Urology. 1997 Jul;50(1):31-7. doi: 10.1016/S0090-4295(97)00205-7.
To refine the clinical and radiologic description of an unusual benign disease, cystic pyeloureteritis (CPU), consisting of the appearance of suburothelial cysts that raise the mucosa layer of the urothelium. We also studied its relationship with various types of inflammation, including chronic infection, that may be the stimulus for the appearance of CPU.
We compiled 34 cases of CPU covering the period 1976 to 1994, analyzing the clinical manifestations, diagnostic procedures, differential diagnosis, and evolution.

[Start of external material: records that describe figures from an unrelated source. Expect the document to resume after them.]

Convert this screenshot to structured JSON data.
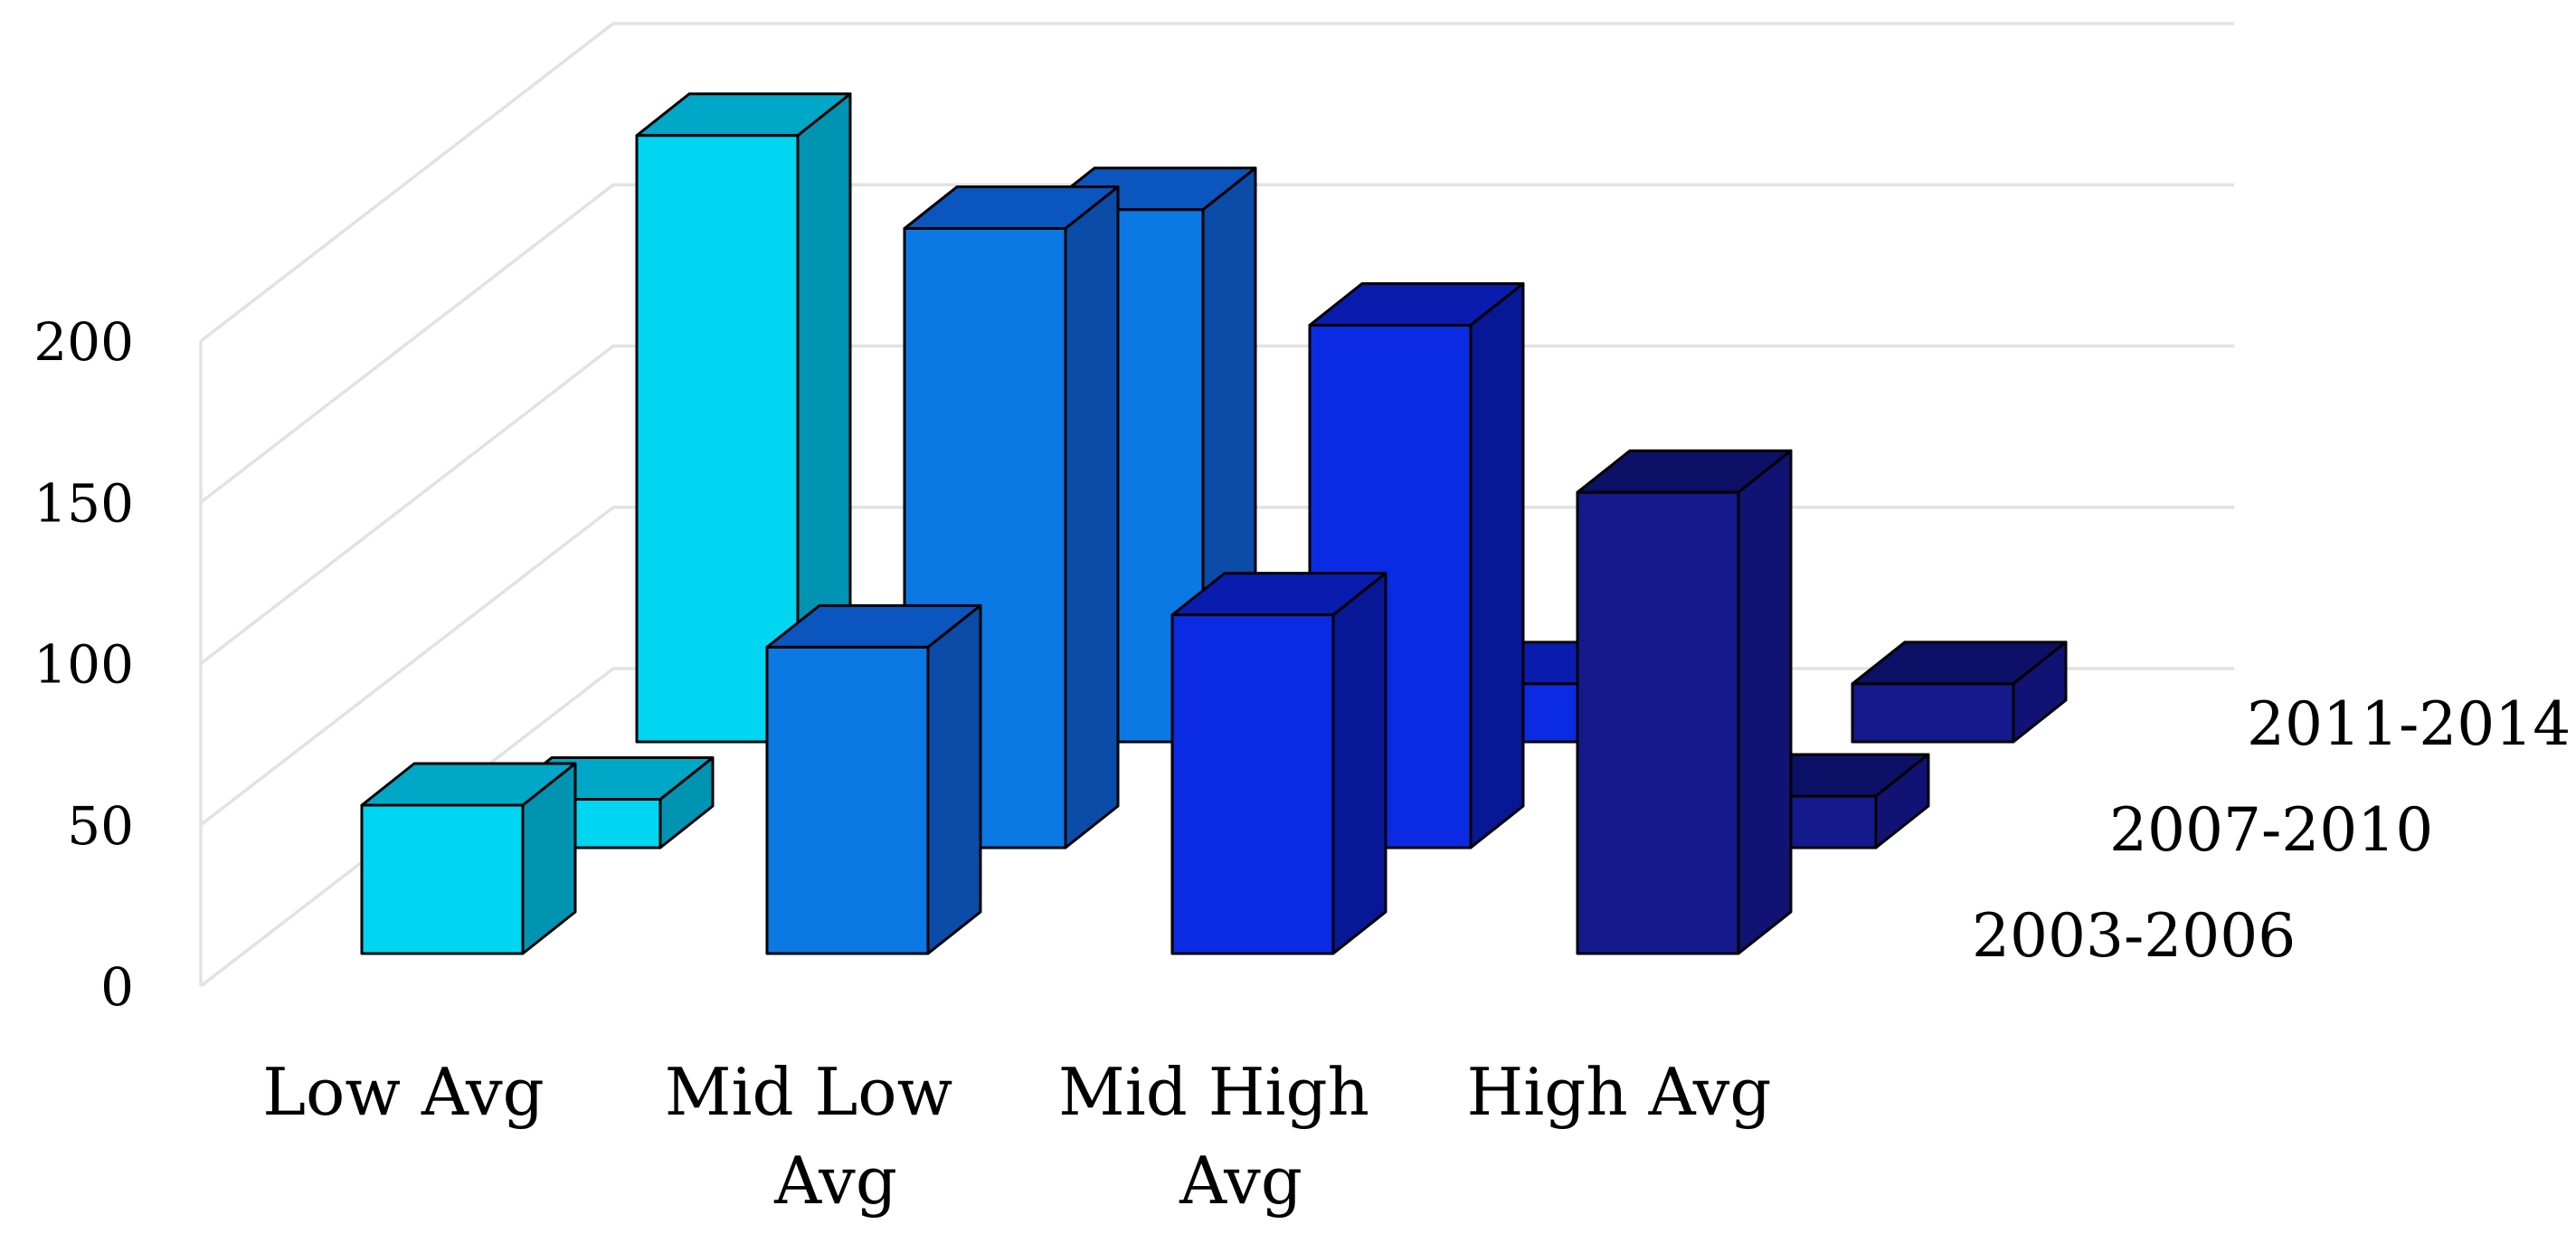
{
  "chart_data": {
    "type": "bar",
    "subtype": "3d-column-depth-series",
    "title": "",
    "xlabel": "",
    "ylabel": "",
    "categories": [
      "Low Avg",
      "Mid Low Avg",
      "Mid High Avg",
      "High Avg"
    ],
    "category_label_lines": [
      [
        "Low Avg"
      ],
      [
        "Mid Low",
        "Avg"
      ],
      [
        "Mid High",
        "Avg"
      ],
      [
        "High Avg"
      ]
    ],
    "series": [
      {
        "name": "2003-2006",
        "values": [
          46,
          95,
          105,
          143
        ]
      },
      {
        "name": "2007-2010",
        "values": [
          15,
          192,
          162,
          16
        ]
      },
      {
        "name": "2011-2014",
        "values": [
          188,
          165,
          18,
          18
        ]
      }
    ],
    "ylim": [
      0,
      200
    ],
    "yticks": [
      0,
      50,
      100,
      150,
      200
    ],
    "grid": true,
    "legend_position": "right-depth-labels",
    "colors": {
      "Low Avg": {
        "front": "#00D6F2",
        "top": "#00A8C8",
        "side": "#0094B2"
      },
      "Mid Low Avg": {
        "front": "#0B78E3",
        "top": "#0A55BE",
        "side": "#0A4CA8"
      },
      "Mid High Avg": {
        "front": "#0B2BE2",
        "top": "#0A1CAE",
        "side": "#081795"
      },
      "High Avg": {
        "front": "#141A8C",
        "top": "#0C1066",
        "side": "#101374"
      }
    },
    "gridline_color": "#E2E2E2",
    "bar_edge_color": "#000000",
    "background_color": "#FFFFFF"
  }
}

There are no specific symptoms associated with the presence of cysts. The average age of the patients was 59 years (range 30 to 77). Urinary tract infection was detected in 18 (53%). The pyeloureteritis was unilateral in 27 (79%) and bilateral in 7 (21%) of the patients. The location of the cysts was as follows: 1 pyelic (3%); 6 pyeloureteral (18%); and 27 (79%) ureteral. Resolution of the radiologic alterations depends on the resolution of the associated pathology: infections, lithiasis, and obstruction.
We conclude that CPU is a benign pathology with indolent evolution and variable duration; it is not associated with sequelae. Diagnosis is made on the basis of radiologic findings, mainly intravenous urography; in view of the minor entity of the pathology, biopsy is not advisable if the radiologic findings are conclusive.

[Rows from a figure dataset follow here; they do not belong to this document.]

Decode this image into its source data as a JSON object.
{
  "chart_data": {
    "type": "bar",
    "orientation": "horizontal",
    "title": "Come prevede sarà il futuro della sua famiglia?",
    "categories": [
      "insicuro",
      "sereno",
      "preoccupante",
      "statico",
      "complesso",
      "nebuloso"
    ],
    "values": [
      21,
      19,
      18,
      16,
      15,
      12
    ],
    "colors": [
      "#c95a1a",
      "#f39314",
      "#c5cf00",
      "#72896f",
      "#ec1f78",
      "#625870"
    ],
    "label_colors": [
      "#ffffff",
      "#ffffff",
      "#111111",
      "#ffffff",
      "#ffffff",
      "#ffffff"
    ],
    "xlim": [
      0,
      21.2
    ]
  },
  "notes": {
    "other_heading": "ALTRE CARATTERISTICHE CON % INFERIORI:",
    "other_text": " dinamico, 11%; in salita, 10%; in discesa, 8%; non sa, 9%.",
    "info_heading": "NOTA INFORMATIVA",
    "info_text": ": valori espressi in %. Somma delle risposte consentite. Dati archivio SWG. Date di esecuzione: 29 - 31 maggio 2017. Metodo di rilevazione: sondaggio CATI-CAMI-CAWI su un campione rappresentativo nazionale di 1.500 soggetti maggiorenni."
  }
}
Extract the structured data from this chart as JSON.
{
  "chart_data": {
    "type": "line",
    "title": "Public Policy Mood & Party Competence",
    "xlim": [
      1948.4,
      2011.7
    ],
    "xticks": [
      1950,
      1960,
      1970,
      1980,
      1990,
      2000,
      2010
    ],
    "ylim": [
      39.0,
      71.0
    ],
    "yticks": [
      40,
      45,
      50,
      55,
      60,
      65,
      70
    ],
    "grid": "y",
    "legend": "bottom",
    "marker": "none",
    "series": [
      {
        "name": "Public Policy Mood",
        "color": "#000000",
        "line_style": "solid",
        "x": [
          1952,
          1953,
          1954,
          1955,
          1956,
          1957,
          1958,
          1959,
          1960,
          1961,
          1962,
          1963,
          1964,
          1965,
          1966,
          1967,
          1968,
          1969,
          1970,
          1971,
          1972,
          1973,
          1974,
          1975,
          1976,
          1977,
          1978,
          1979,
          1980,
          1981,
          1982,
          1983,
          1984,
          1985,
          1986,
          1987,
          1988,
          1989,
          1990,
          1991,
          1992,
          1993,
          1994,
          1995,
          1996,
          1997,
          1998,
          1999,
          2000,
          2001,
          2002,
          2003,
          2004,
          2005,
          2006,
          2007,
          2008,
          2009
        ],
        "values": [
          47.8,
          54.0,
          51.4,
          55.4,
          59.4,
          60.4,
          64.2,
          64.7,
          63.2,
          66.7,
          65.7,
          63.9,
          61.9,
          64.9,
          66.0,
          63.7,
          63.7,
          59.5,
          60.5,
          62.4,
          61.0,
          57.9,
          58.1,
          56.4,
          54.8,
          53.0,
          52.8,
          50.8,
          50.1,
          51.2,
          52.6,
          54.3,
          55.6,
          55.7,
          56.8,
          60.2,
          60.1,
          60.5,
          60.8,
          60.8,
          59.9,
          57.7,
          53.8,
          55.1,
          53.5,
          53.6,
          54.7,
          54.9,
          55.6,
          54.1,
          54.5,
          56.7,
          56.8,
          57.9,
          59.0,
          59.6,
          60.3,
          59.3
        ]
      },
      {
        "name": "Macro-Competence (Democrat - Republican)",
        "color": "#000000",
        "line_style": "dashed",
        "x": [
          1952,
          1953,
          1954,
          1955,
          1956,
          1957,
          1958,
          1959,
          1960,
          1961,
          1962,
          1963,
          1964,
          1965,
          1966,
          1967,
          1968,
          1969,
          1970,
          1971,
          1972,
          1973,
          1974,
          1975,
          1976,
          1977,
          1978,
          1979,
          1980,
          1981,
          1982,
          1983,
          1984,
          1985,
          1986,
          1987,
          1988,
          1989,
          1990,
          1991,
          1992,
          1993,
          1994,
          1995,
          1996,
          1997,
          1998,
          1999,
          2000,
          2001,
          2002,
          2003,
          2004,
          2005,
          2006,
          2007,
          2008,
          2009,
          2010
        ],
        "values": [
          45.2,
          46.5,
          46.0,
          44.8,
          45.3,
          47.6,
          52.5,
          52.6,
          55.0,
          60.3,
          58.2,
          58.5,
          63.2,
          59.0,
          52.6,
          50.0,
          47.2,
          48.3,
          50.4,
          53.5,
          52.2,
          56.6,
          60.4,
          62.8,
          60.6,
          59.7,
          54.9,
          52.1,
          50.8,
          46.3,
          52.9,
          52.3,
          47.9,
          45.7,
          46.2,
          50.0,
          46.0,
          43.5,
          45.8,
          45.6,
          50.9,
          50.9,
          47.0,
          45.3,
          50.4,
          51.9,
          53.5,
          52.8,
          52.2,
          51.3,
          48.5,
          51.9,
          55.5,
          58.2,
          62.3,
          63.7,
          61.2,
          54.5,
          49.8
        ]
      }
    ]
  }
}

完善一种罕见良性疾病——囊性肾盂输尿管炎(CPU)的临床和放射学描述,该疾病表现为上皮下囊肿使尿路上皮的黏膜层隆起。我们还研究了它与各种类型炎症(包括可能是CPU出现诱因的慢性感染)之间的关系。
我们收集了1976年至1994年间的34例CPU病例,分析其临床表现、诊断方法、鉴别诊断及病情发展。
囊肿存在时无特异性症状。患者的平均年龄为59岁(范围30至77岁)。18例(53%)检测到尿路感染。肾盂输尿管炎单侧发病27例(79%),双侧发病7例(21%)。囊肿位置如下:肾盂1例(3%);肾盂输尿管6例(18%);输尿管27例(79%)。放射学改变的消退取决于相关病变(感染、结石和梗阻)的消退情况。
我们得出结论,CPU是一种良性病变,病情发展缓慢,病程不一;不伴有后遗症。诊断基于放射学检查结果,主要是静脉肾盂造影;鉴于该病变不太严重,如果放射学检查结果明确,不建议进行活检。